Mittlerweile ist aufgrund einer Entscheidung des OLG Frankfurt der Sicherungsverwahrte, der das Urteil vor dem EGMR erstritten hatte, freigekommen (Quelle)

AG Recht GRÜNE(Montag MdB): Abschaffung der SV im Jugendstrafrecht & Abschaffung der Nachträglichen SV & Keine SV für Ersttäter & Hohe Hürden bei SV im Urteil * Kleine Anfrage an Bundesregierung

Die Bundesarbeitsgemeinschaft Demokratie und Recht von Bündnis90/DIE GRÜNEN hat am 12. Juni 2010 über die Neuordnung der Sicherungsverwahrung(Sicherungsunterbringung) beraten und am 14. Juni 2010 in der Arbeitsgemeinschaft Recht(AG Recht) neun Thesen beschlossen. Der Rechtspolitische Sprecher Jerzy Montag stellt diese Thesen auf seinen Webseiten der Öffentlichkeit vor. Mit dieser Neuordnung sollen die Möglichkeiten der Verhängung einer Sicherungsunterbringung erheblich eingeschränkt werden. Ein wichtiger Schritt in die richtige Richtung....

http://jerzy-montag.de/home/volltext-startseite/archive/2010/juni/16/thesen_zur_neuordnung_der_sicherungsverwahrung/?cHash=ce5af02b21

Ich habe den GRÜNEN Abgeordneten Montag angeschrieben und um weitere Auskünfte gebeten.
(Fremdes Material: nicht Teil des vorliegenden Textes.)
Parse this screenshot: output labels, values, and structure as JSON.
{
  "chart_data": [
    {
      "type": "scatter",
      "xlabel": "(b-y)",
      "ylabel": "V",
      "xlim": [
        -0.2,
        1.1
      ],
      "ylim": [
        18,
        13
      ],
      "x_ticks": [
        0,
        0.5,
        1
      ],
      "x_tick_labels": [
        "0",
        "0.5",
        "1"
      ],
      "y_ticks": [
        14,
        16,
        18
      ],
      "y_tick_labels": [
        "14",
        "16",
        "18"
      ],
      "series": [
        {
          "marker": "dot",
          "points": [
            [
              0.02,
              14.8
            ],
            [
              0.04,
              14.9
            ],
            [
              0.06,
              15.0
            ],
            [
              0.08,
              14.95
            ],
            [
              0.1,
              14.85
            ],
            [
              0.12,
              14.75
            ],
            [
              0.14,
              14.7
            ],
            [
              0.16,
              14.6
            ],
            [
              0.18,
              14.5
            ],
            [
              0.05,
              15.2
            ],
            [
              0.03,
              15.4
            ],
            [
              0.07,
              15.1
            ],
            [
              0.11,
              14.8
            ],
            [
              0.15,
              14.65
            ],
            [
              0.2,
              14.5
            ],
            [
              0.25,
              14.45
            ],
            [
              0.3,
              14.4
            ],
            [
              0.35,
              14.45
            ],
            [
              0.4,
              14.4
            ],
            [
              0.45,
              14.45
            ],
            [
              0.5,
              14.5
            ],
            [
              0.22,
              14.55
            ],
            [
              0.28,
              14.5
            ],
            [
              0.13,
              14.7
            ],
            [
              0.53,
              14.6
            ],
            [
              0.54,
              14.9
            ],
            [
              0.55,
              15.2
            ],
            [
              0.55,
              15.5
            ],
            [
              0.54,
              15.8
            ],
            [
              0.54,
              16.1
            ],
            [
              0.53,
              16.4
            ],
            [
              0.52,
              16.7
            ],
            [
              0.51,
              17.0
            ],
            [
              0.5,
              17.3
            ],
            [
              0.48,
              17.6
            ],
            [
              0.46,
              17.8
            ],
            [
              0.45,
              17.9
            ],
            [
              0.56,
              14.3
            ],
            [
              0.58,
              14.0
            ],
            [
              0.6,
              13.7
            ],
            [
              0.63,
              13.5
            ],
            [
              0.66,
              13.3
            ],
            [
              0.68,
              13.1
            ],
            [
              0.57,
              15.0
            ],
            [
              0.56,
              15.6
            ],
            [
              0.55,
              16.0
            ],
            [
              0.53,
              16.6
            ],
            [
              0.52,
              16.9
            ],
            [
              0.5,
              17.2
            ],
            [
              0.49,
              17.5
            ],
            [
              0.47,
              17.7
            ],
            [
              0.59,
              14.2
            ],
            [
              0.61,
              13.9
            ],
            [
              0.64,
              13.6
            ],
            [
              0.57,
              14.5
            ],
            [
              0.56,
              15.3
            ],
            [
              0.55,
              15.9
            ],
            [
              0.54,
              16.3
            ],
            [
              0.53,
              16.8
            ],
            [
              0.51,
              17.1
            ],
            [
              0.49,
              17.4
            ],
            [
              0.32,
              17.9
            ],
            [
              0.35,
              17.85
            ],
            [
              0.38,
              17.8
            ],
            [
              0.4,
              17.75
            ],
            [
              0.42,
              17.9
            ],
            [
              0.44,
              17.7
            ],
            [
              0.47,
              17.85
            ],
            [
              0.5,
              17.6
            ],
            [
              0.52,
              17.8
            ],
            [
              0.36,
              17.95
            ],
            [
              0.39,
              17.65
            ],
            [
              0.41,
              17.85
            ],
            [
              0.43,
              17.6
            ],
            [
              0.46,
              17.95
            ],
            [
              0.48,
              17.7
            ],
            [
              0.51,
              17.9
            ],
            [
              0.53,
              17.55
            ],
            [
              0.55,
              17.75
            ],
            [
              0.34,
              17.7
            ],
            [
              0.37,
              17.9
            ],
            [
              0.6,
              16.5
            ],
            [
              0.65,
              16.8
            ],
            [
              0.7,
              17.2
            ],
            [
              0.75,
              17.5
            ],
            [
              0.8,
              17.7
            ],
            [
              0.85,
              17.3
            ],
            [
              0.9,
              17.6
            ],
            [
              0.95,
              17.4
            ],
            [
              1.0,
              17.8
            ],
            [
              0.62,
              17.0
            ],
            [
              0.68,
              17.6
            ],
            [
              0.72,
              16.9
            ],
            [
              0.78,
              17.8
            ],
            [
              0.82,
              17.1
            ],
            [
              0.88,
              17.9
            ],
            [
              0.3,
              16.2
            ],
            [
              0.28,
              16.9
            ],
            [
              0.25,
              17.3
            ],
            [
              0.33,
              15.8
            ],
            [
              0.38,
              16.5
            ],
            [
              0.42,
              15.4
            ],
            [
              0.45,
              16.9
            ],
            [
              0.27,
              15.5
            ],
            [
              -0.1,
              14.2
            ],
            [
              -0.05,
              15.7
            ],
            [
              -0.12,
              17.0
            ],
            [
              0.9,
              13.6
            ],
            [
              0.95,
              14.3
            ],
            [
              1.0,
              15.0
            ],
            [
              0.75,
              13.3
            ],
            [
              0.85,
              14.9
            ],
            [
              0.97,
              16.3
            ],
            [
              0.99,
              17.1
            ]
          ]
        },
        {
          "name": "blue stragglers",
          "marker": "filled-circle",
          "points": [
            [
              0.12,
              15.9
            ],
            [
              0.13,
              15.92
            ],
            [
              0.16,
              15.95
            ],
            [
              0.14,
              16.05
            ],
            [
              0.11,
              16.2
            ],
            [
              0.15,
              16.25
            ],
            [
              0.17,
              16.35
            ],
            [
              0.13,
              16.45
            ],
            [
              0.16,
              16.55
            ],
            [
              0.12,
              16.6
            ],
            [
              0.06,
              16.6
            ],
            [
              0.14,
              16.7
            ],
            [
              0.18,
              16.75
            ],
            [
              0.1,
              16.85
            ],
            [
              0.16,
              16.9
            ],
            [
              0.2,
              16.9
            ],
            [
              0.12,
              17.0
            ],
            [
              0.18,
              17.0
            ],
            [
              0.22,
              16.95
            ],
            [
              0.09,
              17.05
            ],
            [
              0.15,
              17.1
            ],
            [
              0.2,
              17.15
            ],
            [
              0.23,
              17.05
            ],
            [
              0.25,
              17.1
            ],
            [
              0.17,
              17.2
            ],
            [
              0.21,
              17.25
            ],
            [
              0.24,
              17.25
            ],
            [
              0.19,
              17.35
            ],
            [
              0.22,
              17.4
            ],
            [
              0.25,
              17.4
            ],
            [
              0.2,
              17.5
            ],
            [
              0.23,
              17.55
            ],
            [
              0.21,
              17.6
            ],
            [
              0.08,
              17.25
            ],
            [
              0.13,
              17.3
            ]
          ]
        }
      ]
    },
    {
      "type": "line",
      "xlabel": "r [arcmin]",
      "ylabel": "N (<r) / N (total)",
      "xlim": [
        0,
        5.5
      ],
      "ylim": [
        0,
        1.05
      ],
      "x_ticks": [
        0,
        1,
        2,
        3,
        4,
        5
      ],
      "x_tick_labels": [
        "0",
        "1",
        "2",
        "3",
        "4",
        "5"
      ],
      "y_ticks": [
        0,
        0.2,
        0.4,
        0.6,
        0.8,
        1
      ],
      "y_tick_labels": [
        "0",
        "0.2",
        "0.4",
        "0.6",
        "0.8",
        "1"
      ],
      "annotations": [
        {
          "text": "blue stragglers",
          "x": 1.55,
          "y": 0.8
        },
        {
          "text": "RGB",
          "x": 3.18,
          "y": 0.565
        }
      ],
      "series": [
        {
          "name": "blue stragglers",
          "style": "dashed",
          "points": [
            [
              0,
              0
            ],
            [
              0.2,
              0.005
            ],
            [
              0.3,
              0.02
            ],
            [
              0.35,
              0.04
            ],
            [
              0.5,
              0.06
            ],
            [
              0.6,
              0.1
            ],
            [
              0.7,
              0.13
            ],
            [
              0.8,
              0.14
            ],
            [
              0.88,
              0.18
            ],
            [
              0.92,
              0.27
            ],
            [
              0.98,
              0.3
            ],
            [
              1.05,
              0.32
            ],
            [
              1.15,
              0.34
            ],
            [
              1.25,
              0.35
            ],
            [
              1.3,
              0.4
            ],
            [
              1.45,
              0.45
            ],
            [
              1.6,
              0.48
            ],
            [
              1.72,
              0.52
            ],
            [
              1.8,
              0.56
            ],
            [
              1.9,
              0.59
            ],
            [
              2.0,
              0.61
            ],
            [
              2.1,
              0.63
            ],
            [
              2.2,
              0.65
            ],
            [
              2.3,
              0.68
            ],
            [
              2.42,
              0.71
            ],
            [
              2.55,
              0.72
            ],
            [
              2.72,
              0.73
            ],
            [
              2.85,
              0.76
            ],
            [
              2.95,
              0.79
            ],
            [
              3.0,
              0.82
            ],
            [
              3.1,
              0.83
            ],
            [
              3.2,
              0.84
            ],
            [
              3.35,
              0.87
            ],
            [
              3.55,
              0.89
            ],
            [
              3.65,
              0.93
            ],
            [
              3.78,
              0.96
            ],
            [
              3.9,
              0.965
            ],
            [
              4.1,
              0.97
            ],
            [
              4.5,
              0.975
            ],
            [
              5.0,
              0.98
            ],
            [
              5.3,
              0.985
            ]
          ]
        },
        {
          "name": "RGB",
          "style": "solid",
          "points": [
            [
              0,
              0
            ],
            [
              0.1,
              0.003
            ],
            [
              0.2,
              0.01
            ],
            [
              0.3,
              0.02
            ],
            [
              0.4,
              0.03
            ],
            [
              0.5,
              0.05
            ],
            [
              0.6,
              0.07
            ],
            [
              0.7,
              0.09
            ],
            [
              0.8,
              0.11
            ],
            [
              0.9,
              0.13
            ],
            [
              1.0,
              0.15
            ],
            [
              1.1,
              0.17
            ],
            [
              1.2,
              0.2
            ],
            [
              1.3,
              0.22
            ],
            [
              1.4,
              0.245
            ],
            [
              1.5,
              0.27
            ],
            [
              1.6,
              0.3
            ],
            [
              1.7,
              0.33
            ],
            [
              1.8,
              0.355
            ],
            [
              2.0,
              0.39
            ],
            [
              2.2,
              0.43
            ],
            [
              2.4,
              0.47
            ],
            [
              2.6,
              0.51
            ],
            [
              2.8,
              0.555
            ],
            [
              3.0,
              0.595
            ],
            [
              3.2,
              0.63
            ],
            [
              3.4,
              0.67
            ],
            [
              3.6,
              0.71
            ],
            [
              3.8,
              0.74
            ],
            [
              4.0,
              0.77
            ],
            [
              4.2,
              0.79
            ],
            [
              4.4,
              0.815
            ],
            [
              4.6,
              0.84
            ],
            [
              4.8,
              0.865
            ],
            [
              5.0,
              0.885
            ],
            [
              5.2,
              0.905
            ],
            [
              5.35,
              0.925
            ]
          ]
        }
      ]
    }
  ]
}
Die entscheidene Frage ist: Was sind genau Sexual- und Gewalttaten im Detail bzw. welche Straftatbestände in den §§ müssen erfüllt sein, um eine Sicherungsverwahrung im Urteil sofort oder unter Vorbehalt verhängen zu können. Auf keinen Fall darf es nach meiner Rechtsauffassung eine Sicherungsverwahrung schon bei Ersttätern geben. Bei Ersttätern kann eine Gefahrenprognose für den Rest des Lebens eines Täter mit Sicherheit noch nicht abgegeben werden. Wenn der Täter erst zu einer Sicherungsverwahrung verurteil wurde, dann wird es auch bei den 2-jährigen Gutachten kein Gutachter wagen, den Täter wieder freizulassen. Passiert etwas, dann sieht sich der Gutachter auf der Titelseite der Bildzeitung wieder. Die Medien sind bekanntlich die ungeschriebene 4. Macht im Staat. Die GRÜNEN werden sicherlich im Gesetzgebungsverfahren Änderungsanträge stellen. Nur, leider hat die Fraktion in der Opposition nicht viel mitzustimmen, leider.